Gunnlaugur Jónsson

Personal information
- Date of birth: 29 November 1974 (age 50)
- Place of birth: Iceland
- Height: 1.87 m (6 ft 2 in)
- Position(s): Defender

Senior career*
- Years: Team / Apps / (Gls)
- 1993–1997: ÍA / 38 / (1)
- 1997–1998: Motherwell / 2 / (0)
- 1998: Kongsvinger / 5 / (0)
- 1998: Örebro / 1 / (0)
- 1999–2000: ÍA / 31 / (0)
- 2000–2001: KFC Uerdingen 05 / 18 / (2)
- 2001–2005: ÍA / 85 / (6)
- 2005–2008: KR / 45 / (1)
- 2009: Selfoss / 9 / (0)

International career
- 1997–2002: Iceland / 12 / (0)

Managerial career
- 2009: Selfoss
- 2009–2010: Valur
- 2011–2012: KA
- 2013: HK
- 2014–2017: ÍA
- 2018: Þróttur

= Gunnlaugur Jónsson =

Icelandic footballer and manager

Gunnlaugur Jónsson (born 29 November 1974) is an Icelandic football manager who last managed Þróttur in the 1. deild karla.
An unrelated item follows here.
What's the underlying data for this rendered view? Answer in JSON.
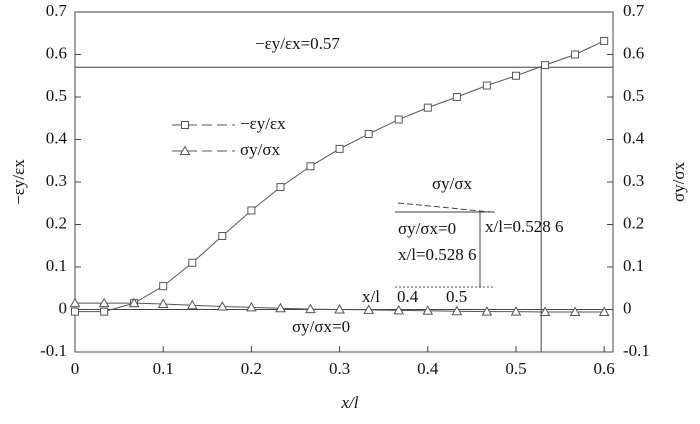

In his early career he played for ÍA. After short spells with Motherwell, Kongsvinger and Örebro, he rejoined ÍA, and played there until 2005, except for a spell at KFC Uerdingen 05. He then played with KR before starting his managing career at Selfoss. At his first season, Selfoss were promoted to Úrvalsdeild. However, Gunnlaugur decided to switch teams, spending two seasons with Valur, as well as KA for another two seasons. Gunnlaugur managed HK in the 2013 season, before once again returning to ÍA, from 2013 to 2017. He then dropped down a division to manage Þróttur for the 2018 season.

He was capped 12 times for the Icelandic national team.